Bisnis.com, JAKARTA – Dewan Jaminan Sosial Nasional (DJSN) melaporkan sebanyak 67,7 persen Pekerja Migran Indonesia belum terlindungi oleh BPJS Ketenagakerjaan. Salah satunya alasannya karena sulit mengakses informasi dari luar negeri.
Melalui kajian Efektifitas Penyelenggaraan Jaminan Sosial Bagi Pekerja Migran Indonesia (PMI) di Masa Pandemi Covid-19, DJSN menemukan penyebab minimnya kepesertaan PMI dan jumlah klaim.
Team Leader Kajian Sugeng Bahagijo menyampaikan berdasarkan survei yang dilakukan oleh DJSN kepada sekitar 100 orang PMI dan pendamping PMI, salah satu temuannya yakni hampir 70 persen PMI tidak terdaftar sebagai peserta jaminan sosial PMI.
Sebagai informasi, DJSN menyusun laporan kajian tersebut dengan kerja sama mitra pembangunan pemerintahan Republik Federal Jerman, Deutsche Gesellschaft für Internationale Zusammenarbeit GmBH (GIZ).
“Menurut estimasi kami ada sekitar 60 persen lebih belum menjadi anggota BPJamsostek,” paparnya dalam Media Briefing Hasil Kajian DJSN di Hotel Grand Sheraton, Jakarta, Selasa (28/6/2022).
Berdasarkan data Bank Indonesia, ada sekitar 9 juta PMI, sedangkan yang terdata di SISKOP2MI hanya 4,6 juta. Artinya ada 4,4 juta PMI yang belum terdaftar secara resmi.
Bila mengacu pada data Bank Indonesia, artinya ada sekitar 6,09 juta PMI yang belum memiliki payung perlindungan dari negara berupa jaminan sosial ketenagakerjaan.
Di sisi lain, berdasarkan data BPJS Ketenagakerjaan, jumlah kepesertaan dari sektor PMI per April 2022 hanya 205.295 pekerja.
Secara umum, minimnya kepesertaan tersebut akibat PMI tidak mendapatkan informasi yang lengkap terkait BPJS, menerima informasi tetapi tidak mendapat akses atau kanal pendaftaran dan pembayaran di luar negeri, dan PMI sudah memiliki asuransi di negara penempatan yang biasanya disediakan oleh majikan.
Lebih lanjut, pada dasarnya PMI resmi yang akan berangkat wajib menjadi peserta BPJS Ketenagakerjaan, tetapi ketika habis masa kontrak di luar negeri, kepesertaannya tidak dilanjutkan karena tidak tahu bagaimana memperpanjang kepesertaannya.
Dalam paparan Sugeng, dapat dikatakan PMI tidak terlalu tertarik bahkan menilai jaminan sosial yang diberikan tidak lebih baik dari konsorsium asuransi yang sebelumnya berlaku. Banyak manfaat yang dinilai PMI tidak sesuai dengan kondisi mereka.
"Secara sadar teman-teman PMI itu tidak mau ikut, walaupun bisa, karena kurang cocok menu yang ada, mereka lebih membutuhkan JHT, tapi JHT sayangnya tidak termasuk paket yang ditawarkan. Yang diinginkan tidak ada, sementara yang tidak diinginkan itu ditawarkan," ungkap Sugeng.

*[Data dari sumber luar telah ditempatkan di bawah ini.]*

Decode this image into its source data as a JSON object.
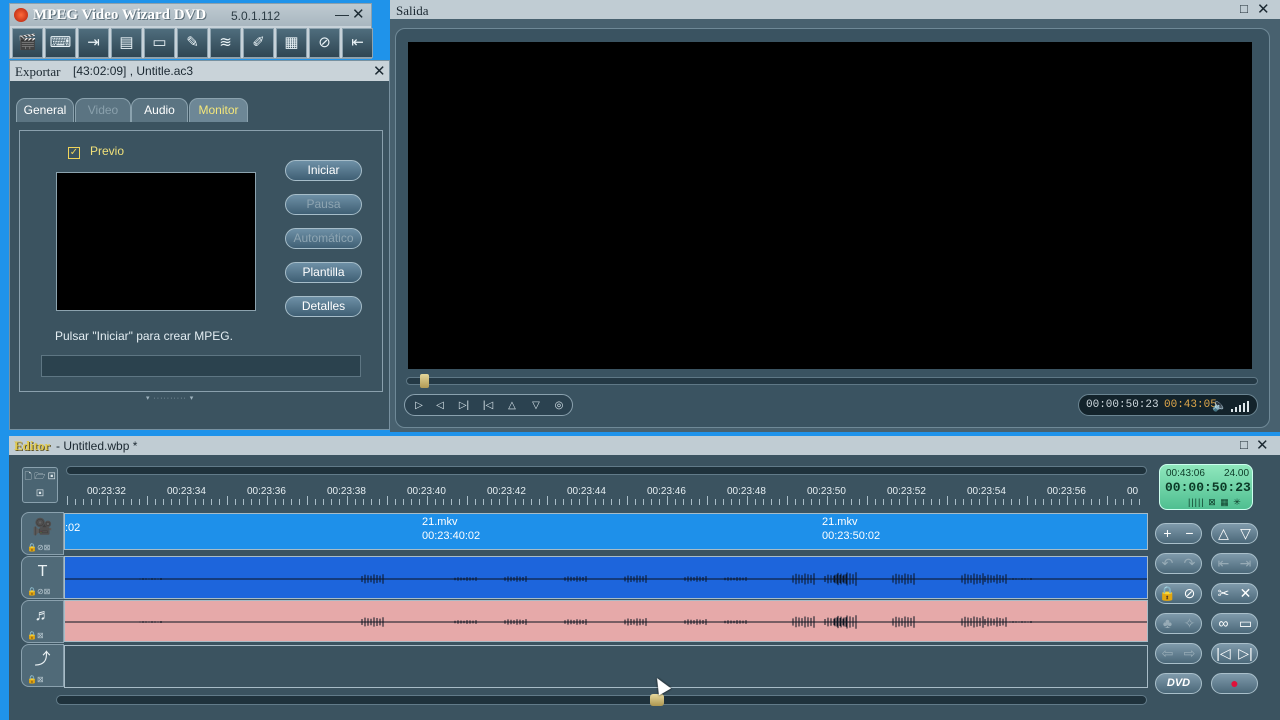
{
  "app": {
    "title": "MPEG Video Wizard DVD",
    "version": "5.0.1.112",
    "minimize": "—",
    "close": "✕",
    "toolbar_icons": [
      "clapper-icon",
      "keyboard-icon",
      "import-icon",
      "screen-icon",
      "cd-icon",
      "edit-icon",
      "dvd-icon",
      "effects-icon",
      "layout-icon",
      "disc-icon",
      "export-icon"
    ],
    "toolbar_glyphs": [
      "🎬",
      "⌨",
      "⇥",
      "▤",
      "▭",
      "✎",
      "≋",
      "✐",
      "▦",
      "⊘",
      "⇤"
    ]
  },
  "export": {
    "title": "Exportar",
    "subtitle": "[43:02:09] , Untitle.ac3",
    "close": "✕",
    "tabs": [
      {
        "label": "General",
        "state": "normal"
      },
      {
        "label": "Video",
        "state": "disabled"
      },
      {
        "label": "Audio",
        "state": "normal"
      },
      {
        "label": "Monitor",
        "state": "active"
      }
    ],
    "preview_label": "Previo",
    "preview_checked": "✓",
    "buttons": [
      {
        "label": "Iniciar",
        "state": "enabled"
      },
      {
        "label": "Pausa",
        "state": "disabled"
      },
      {
        "label": "Automático",
        "state": "disabled"
      },
      {
        "label": "Plantilla",
        "state": "enabled"
      },
      {
        "label": "Detalles",
        "state": "enabled"
      }
    ],
    "hint": "Pulsar \"Iniciar\" para crear MPEG.",
    "grip": "▾ ·········· ▾"
  },
  "output": {
    "title": "Salida",
    "maximize": "□",
    "close": "✕",
    "seek_position": 0.02,
    "transport": [
      "▷",
      "◁",
      "▷|",
      "|◁",
      "△",
      "▽",
      "◎"
    ],
    "current_time": "00:00:50:23",
    "duration": "00:43:05",
    "speaker": "🔈"
  },
  "editor": {
    "title": "Editor",
    "file": "- Untitled.wbp *",
    "maximize": "□",
    "close": "✕",
    "ruler": [
      "00:23:32",
      "00:23:34",
      "00:23:36",
      "00:23:38",
      "00:23:40",
      "00:23:42",
      "00:23:44",
      "00:23:46",
      "00:23:48",
      "00:23:50",
      "00:23:52",
      "00:23:54",
      "00:23:56",
      "00"
    ],
    "mini_tools": "🗋 🗁 ▣ ▣",
    "tracks": [
      {
        "icon": "🎥",
        "sub": "🔒⊘⊠"
      },
      {
        "icon": "T",
        "sub": "🔒⊘⊠"
      },
      {
        "icon": "♬",
        "sub": "🔒⊠"
      },
      {
        "icon": "⤴",
        "sub": "🔒⊠"
      }
    ],
    "clips": [
      {
        "line1": "",
        "line2": ":02"
      },
      {
        "line1": "21.mkv",
        "line2": "00:23:40:02"
      },
      {
        "line1": "21.mkv",
        "line2": "00:23:50:02"
      }
    ],
    "scroll_position": 0.55,
    "lcd": {
      "total": "00:43:06",
      "fps": "24.00",
      "time": "00:00:50:23",
      "marks": "||||| ⊠ ▦ ✳"
    },
    "right_buttons": [
      {
        "a": "+",
        "b": "−",
        "state": "enabled"
      },
      {
        "a": "△",
        "b": "▽",
        "state": "enabled"
      },
      {
        "a": "↶",
        "b": "↷",
        "state": "disabled"
      },
      {
        "a": "⇤",
        "b": "⇥",
        "state": "disabled"
      },
      {
        "a": "🔒",
        "b": "⊘",
        "state": "enabled"
      },
      {
        "a": "✂",
        "b": "✕",
        "state": "enabled"
      },
      {
        "a": "♣",
        "b": "✧",
        "state": "disabled"
      },
      {
        "a": "∞",
        "b": "▭",
        "state": "enabled"
      },
      {
        "a": "⇦",
        "b": "⇨",
        "state": "disabled"
      },
      {
        "a": "|◁",
        "b": "▷|",
        "state": "enabled"
      },
      {
        "a": "DVD",
        "b": "",
        "state": "enabled"
      },
      {
        "a": "●",
        "b": "",
        "state": "enabled"
      }
    ]
  }
}
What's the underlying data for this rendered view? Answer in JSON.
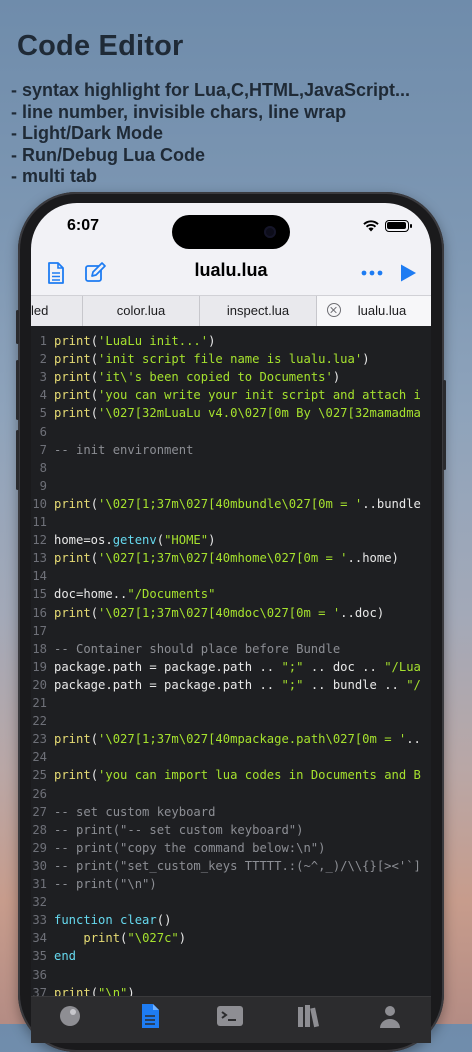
{
  "promo": {
    "title": "Code Editor",
    "features": [
      "- syntax highlight for Lua,C,HTML,JavaScript...",
      "- line number, invisible chars, line wrap",
      "- Light/Dark Mode",
      "- Run/Debug Lua Code",
      "- multi tab"
    ]
  },
  "status_bar": {
    "time": "6:07"
  },
  "navbar": {
    "title": "lualu.lua",
    "icons": [
      "document-icon",
      "edit-icon",
      "more-icon",
      "run-icon"
    ]
  },
  "tabs": [
    {
      "label": "led",
      "active": false
    },
    {
      "label": "color.lua",
      "active": false
    },
    {
      "label": "inspect.lua",
      "active": false
    },
    {
      "label": "lualu.lua",
      "active": true
    }
  ],
  "code_lines": [
    {
      "n": "1",
      "text": "print('LuaLu init...')"
    },
    {
      "n": "2",
      "text": "print('init script file name is lualu.lua')"
    },
    {
      "n": "3",
      "text": "print('it\\'s been copied to Documents')"
    },
    {
      "n": "4",
      "text": "print('you can write your init script and attach i"
    },
    {
      "n": "5",
      "text": "print('\\027[32mLuaLu v4.0\\027[0m By \\027[32mamadma"
    },
    {
      "n": "6",
      "text": ""
    },
    {
      "n": "7",
      "text": "-- init environment"
    },
    {
      "n": "8",
      "text": ""
    },
    {
      "n": "9",
      "text": ""
    },
    {
      "n": "10",
      "text": "print('\\027[1;37m\\027[40mbundle\\027[0m = '..bundle"
    },
    {
      "n": "11",
      "text": ""
    },
    {
      "n": "12",
      "text": "home=os.getenv(\"HOME\")"
    },
    {
      "n": "13",
      "text": "print('\\027[1;37m\\027[40mhome\\027[0m = '..home)"
    },
    {
      "n": "14",
      "text": ""
    },
    {
      "n": "15",
      "text": "doc=home..\"/Documents\""
    },
    {
      "n": "16",
      "text": "print('\\027[1;37m\\027[40mdoc\\027[0m = '..doc)"
    },
    {
      "n": "17",
      "text": ""
    },
    {
      "n": "18",
      "text": "-- Container should place before Bundle"
    },
    {
      "n": "19",
      "text": "package.path = package.path .. \";\" .. doc .. \"/Lua"
    },
    {
      "n": "20",
      "text": "package.path = package.path .. \";\" .. bundle .. \"/"
    },
    {
      "n": "21",
      "text": ""
    },
    {
      "n": "22",
      "text": ""
    },
    {
      "n": "23",
      "text": "print('\\027[1;37m\\027[40mpackage.path\\027[0m = '.."
    },
    {
      "n": "24",
      "text": ""
    },
    {
      "n": "25",
      "text": "print('you can import lua codes in Documents and B"
    },
    {
      "n": "26",
      "text": ""
    },
    {
      "n": "27",
      "text": "-- set custom keyboard"
    },
    {
      "n": "28",
      "text": "-- print(\"-- set custom keyboard\")"
    },
    {
      "n": "29",
      "text": "-- print(\"copy the command below:\\n\")"
    },
    {
      "n": "30",
      "text": "-- print(\"set_custom_keys TTTTT.:(~^,_)/\\\\{}[><'`]"
    },
    {
      "n": "31",
      "text": "-- print(\"\\n\")"
    },
    {
      "n": "32",
      "text": ""
    },
    {
      "n": "33",
      "text": "function clear()"
    },
    {
      "n": "34",
      "text": "    print(\"\\027c\")"
    },
    {
      "n": "35",
      "text": "end"
    },
    {
      "n": "36",
      "text": ""
    },
    {
      "n": "37",
      "text": "print(\"\\n\")"
    }
  ],
  "tab_bar": [
    "circle-icon",
    "document-icon",
    "terminal-icon",
    "library-icon",
    "person-icon"
  ],
  "colors": {
    "accent": "#1e7cf2",
    "editor_bg": "#1e1f22",
    "string": "#a6e22e",
    "function": "#e6db74",
    "comment": "#8c8e94",
    "keyword": "#66d9ef"
  }
}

Sementara itu, Direktur Penempatan Kawasan Amerika dan Pasifik Badan Pelindungan Pekerja Migran Indonesia (BP2MI) Yana Anusasana Dharma Erlangga membeberkan sejak 2017 hingga 2022, hanya ada 766 klaim BPJS atau senilai dengan Rp27 miliar.
Padahal, iuran yang masuk sebesar Rp283 miliar atau uang yang dikeluarkan untuk klaim hanya mencakup 9,5 persen dari total iuran.
“Gak terlalu banyak uang yang dikeluarkan untuk klaim ini,” paparnya.
Bukan tanpa sebab, banyak PMI yang tidak melakukan klaim atas hak mereka karena minimnya informasi tersebut.